Fixed-term faculty protest catastrophic-leave policy outside UI Faculty Senate meeting

University of Iowa Faculty Forward rallied outside the Old Capitol where the Faculty Senate convened Tuesday to protest the catastrophic-leave policy change that the group says does not accommodate all faculty and staff.

Wyatt Dlouhy

Associate Professor of Instruction for the Rhetoric Department Megan Knight reads a statement during a protest for sick leave time at the Old Capitol Building on Tuesday, October 29, 2019. Faculty Forward would like to establish a sick leave bank for non-tenure track faculty. The University of Iowa’s Catastrophic Leave policy covers two percent of faculty members in the College of Liberal Arts and Sciences, most of the uncovered faculty are non-tenure track.

Kinsey Phipps and Katie Ann McCarver

“What do we want? Sick leave. When do we want it? Now. If we don’t get it? Shut it down.”

Members of Service Employees International Union Faculty Forward, a grassroots effort by nontenure-track faculty at the University of Iowa, chanted on the steps of the Old Capitol on Tuesday to protest the UI’s current catastrophic-leave policy.

Several faculty and staff members pushed for the implementation of a sick-leave bank in the spring following UI rhetoric and English lecturer Steve McNutt’s diagnosis with stage-four cancer.

McNutt was only tenured for two of the many years he worked at the UI — and did not qualify for enough sick leave to account for his time in treatment by the time he died in July, said UI lecturer Anne Sand, one of McNutt’s colleagues.

During its protest on the Pentacrest, the group read a letter McNutt wrote in anticipation of these issues before his death and also read the writings of another affected faculty member.

“The thing I want to stress is creating the sick-leave bank costs the university hardly anything. It’s not hard to implement,” Sand said. “It would make a huge difference in the lives of faculty in the [College of Liberal Arts and Sciences].”

As previously reported by The Daily Iowan, Faculty Senate unanimously passed a new catastrophic-leave policy in September, allowing nonvacation-accruing faculty and staff with 50 percent time or greater appointments to receive donated leave time from vacation-accruing faculty members.

UI staff or faculty members can then convert the donated vacation time to paid sick leave in the event of catastrophic illness or injury.

RELATED: UI Faculty Senate expands catastrophic leave donation policy to include more faculty members

The problem with this new policy, Sand said, is that most faculty in the College of Liberal Arts and Sciences do not qualify for vacation time. The small portion of faculty who do meet the criteria cannot make up for the needs of the rest of the college’s staff and faculty, Sand said.

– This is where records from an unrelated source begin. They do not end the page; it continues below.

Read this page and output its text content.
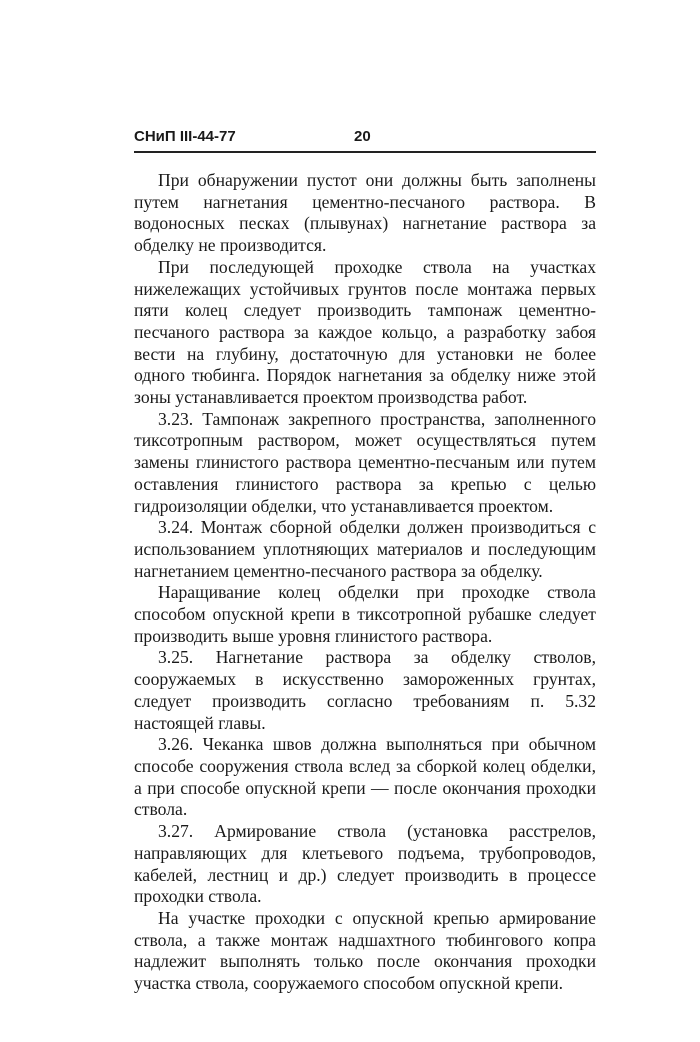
СНиП III-44-77	20

При обнаружении пустот они должны быть заполнены путем нагнетания цементно-песчаного раствора. В водоносных песках (плывунах) нагнетание раствора за обделку не производится.

При последующей проходке ствола на участках нижележащих устойчивых грунтов после монтажа первых пяти колец следует производить тампонаж цементно-песчаного раствора за каждое кольцо, а разработку забоя вести на глубину, достаточную для установки не более одного тюбинга. Порядок нагнетания за обделку ниже этой зоны устанавливается проектом производства работ.

3.23. Тампонаж закрепного пространства, заполненного тиксотропным раствором, может осуществляться путем замены глинистого раствора цементно-песчаным или путем оставления глинистого раствора за крепью с целью гидроизоляции обделки, что устанавливается проектом.

3.24. Монтаж сборной обделки должен производиться с использованием уплотняющих материалов и последующим нагнетанием цементно-песчаного раствора за обделку.

Наращивание колец обделки при проходке ствола способом опускной крепи в тиксотропной рубашке следует производить выше уровня глинистого раствора.

3.25. Нагнетание раствора за обделку стволов, сооружаемых в искусственно замороженных грунтах, следует производить согласно требованиям п. 5.32 настоящей главы.

3.26. Чеканка швов должна выполняться при обычном способе сооружения ствола вслед за сборкой колец обделки, а при способе опускной крепи — после окончания проходки ствола.

3.27. Армирование ствола (установка расстрелов, направляющих для клетьевого подъема, трубопроводов, кабелей, лестниц и др.) следует производить в процессе проходки ствола.

На участке проходки с опускной крепью армирование ствола, а также монтаж надшахтного тюбингового копра надлежит выполнять только после окончания проходки участка ствола, сооружаемого способом опускной крепи.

“I’m a rhetoric instructor. It’s my job to make sure my students are not only prepared for college, but prepared for citizenship,” Sand said. “It’s my job to teach them that facts without context are meaningless, that beliefs without evidence are empty, and that debate without honesty is hollow.”

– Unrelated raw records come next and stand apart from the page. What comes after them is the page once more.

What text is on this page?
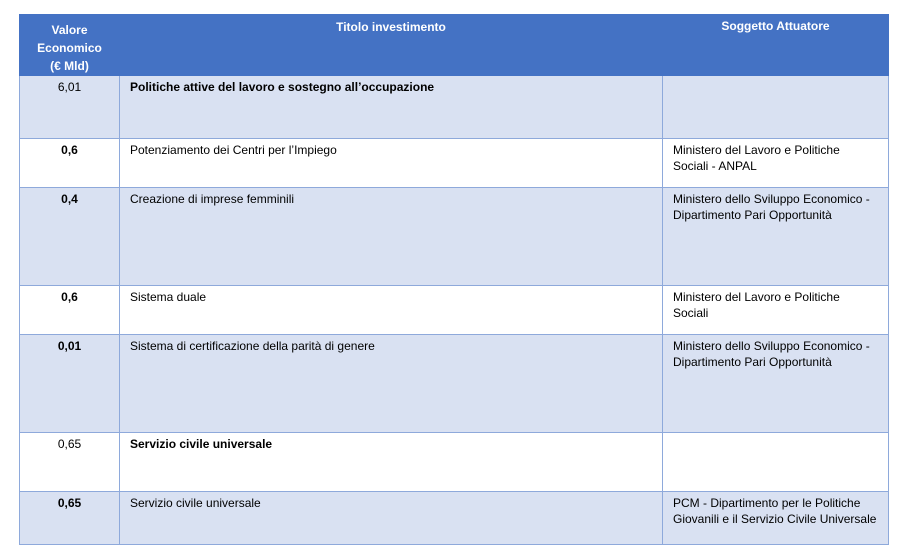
Valore Economico (€ Mld)	Titolo investimento	Soggetto Attuatore
6,01	Politiche attive del lavoro e sostegno all’occupazione	
0,6	Potenziamento dei Centri per l’Impiego	Ministero del Lavoro e Politiche Sociali - ANPAL
0,4	Creazione di imprese femminili	Ministero dello Sviluppo Economico - Dipartimento Pari Opportunità
0,6	Sistema duale	Ministero del Lavoro e Politiche Sociali
0,01	Sistema di certificazione della parità di genere	Ministero dello Sviluppo Economico - Dipartimento Pari Opportunità
0,65	Servizio civile universale	
0,65	Servizio civile universale	PCM - Dipartimento per le Politiche Giovanili e il Servizio Civile Universale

Faculty Senate President Sandy Daack-Hirsch commented on the catastrophic-leave policy at the organization’s meeting Tuesday without acknowledging the protests taking place outside the Old Capitol Senate Chamber.

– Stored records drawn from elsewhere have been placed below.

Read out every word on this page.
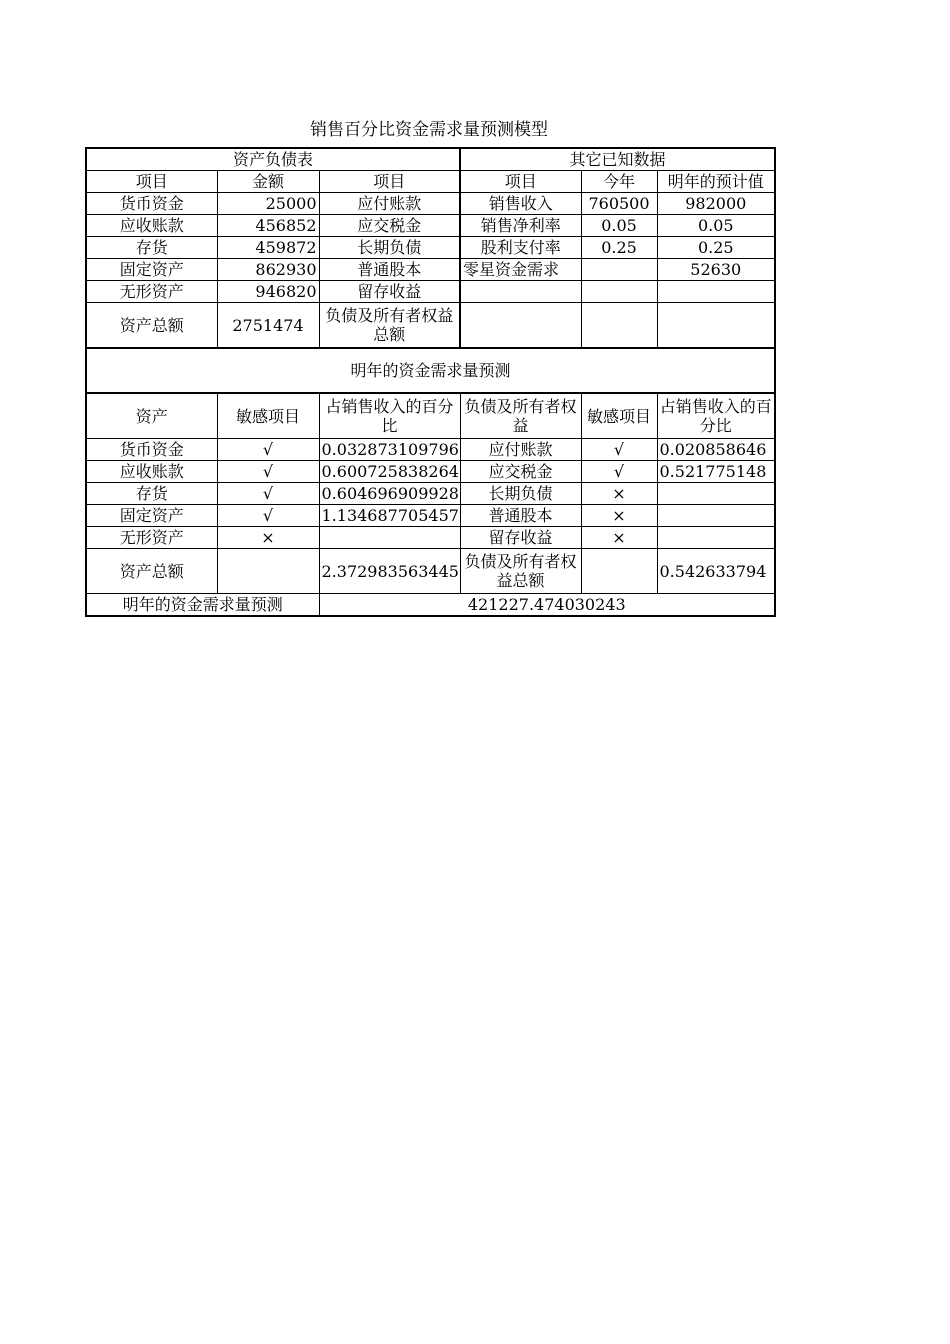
销售百分比资金需求量预测模型
资产负债表			其它已知数据		
项目	金额	项目	项目	今年	明年的预计值
货币资金	25000	应付账款	销售收入	760500	982000
应收账款	456852	应交税金	销售净利率	0.05	0.05
存货	459872	长期负债	股利支付率	0.25	0.25
固定资产	862930	普通股本	零星资金需求		52630
无形资产	946820	留存收益			
资产总额	2751474	负债及所有者权益总额			
明年的资金需求量预测					
资产	敏感项目	占销售收入的百分比	负债及所有者权益	敏感项目	占销售收入的百分比
货币资金	√	0.032873109796	应付账款	√	0.020858646
应收账款	√	0.600725838264	应交税金	√	0.521775148
存货	√	0.604696909928	长期负债	×	
固定资产	√	1.134687705457	普通股本	×	
无形资产	×		留存收益	×	
资产总额		2.372983563445	负债及所有者权益总额		0.542633794
明年的资金需求量预测		421227.474030243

Daack-Hirsch said Faculty Senate widened the scope of eligibility to receive donated hours by passing the new sick-leave policy in September. She added that this first step that allows the UI to meet people’s needs while Faculty Senate works out the more complex parts of the equation.

“I feel very strongly about the [catastrophic-leave] donation policy,” Daack-Hirsch said. “I think this is an important issue for faculty on campus.”

The policy change received approval from UI President Bruce Harreld, she said, and will go on the state Board of Regents’ docket at its November meeting.

RELATED: UI faculty group petitions to pool sick-leave dates into a communal bank

“Senior administration has been very supportive as well, so we do think that we can move ahead with at least some of these goals,” UI Faculty Senate Past President Russ Ganim said.

The next step, Daack-Hirsch said, is to examine what exactly could be donated — including sick time and the unused vacation time of vacation-accruing faculty.

“I’m actually really very proud of the work that the community has done,” Daack-Hirsch said. “We have a lot of positive momentum going with [Human Resources and] with the Board of Regents.”